Can you post it please I have never been able to find it

Google fryette deliverance schematic. Look in the images.

You will find at least three different versions:
Images of hand written schematic: original rev of amp. Hard to read some values but it is correct.
Cad PDF of schematic: transcription of hand written schem above. Easier to read but contains errors. I believe a couple cap, resistor values and a missing ground on the presence pot
CAD image of schematic: New rev of amp. This is the current production version without the choke and lower screen filtering. Some small changes were made in the preamp. I think all of them are proximal to the gain pots.

Both versions of the amp clean up very well with the volume knob.

Well, volume knobs (plural), technically. It has dual gain knobs, although both between the 1st & 2nd stages, but dual gain knobs none the less. To get a full range of tonal pallates out of a 4 stage design, dual gain knobs are more or less essential.

There are two main features that set it apart from other SLO-type knock-offs (that don't clean up into "crunch" very well). First, the Deliverance gives the operator the option of limiting the drive early on in the circuit (between stages 1 & 2) using two different gain reducing "techniques" (just two different types of voltage dividers & HF bypass caps used on Gains 1 & 2). It is really a terrific implementation and allows the operator to create a wide range of "voices" and drive levels. In the end, it accomplishes the same task I described in my first post, but implemented in a different way; the pair of gain knobs produce settings that prevent the downstream stages 3 & 4 from being massively overdriven, thus allowing the signal to clean up enough to achieve "crunch" tones when both are set fairly low.

The second big difference between the Deliverance design and "typical" hi gain amps is the use of modest local negative feedback around stage 4. It looks like it should limit the overall gain of the 4th stage to around 10x in the low & mid frequencies (cleaning & tightening that frequency range up quite a bit) while allowing a portion of HF signal (and harmonics) to essentially "see" the normal open loop gain of the stage; working in very much the same way as the typical presence control does to allow open loop HF around the power amp stages. Brilliant, once again. Huge respect from me for Mr. Freyette. Every amp of his I've ever played through has blown me away.
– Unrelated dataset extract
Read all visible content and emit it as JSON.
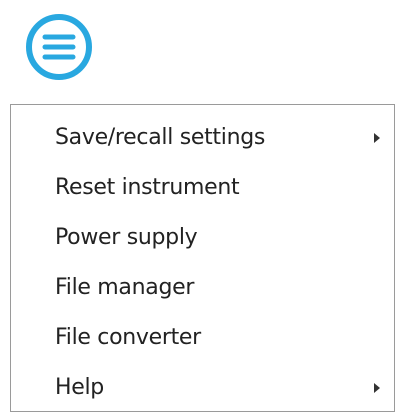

So, to go from "screaming distortion" down to "crunch" the basic principal remain: Use an additional gain pot (somewhere in the circuit) to provide a secondary means of signal reduction to prevent stages 3 & 4 from getting driven too hard as usually happens in a 4 stage amp with a single gain knob. The advanced principal the Deliverance schematic shows is to limit the gain in a third way by using frequency-selective local negative feedback late in the circuit to limit the amount of "excessive" distortion that is contributed from the later stage(s). I'm honestly surprised we don't see that technique used more often.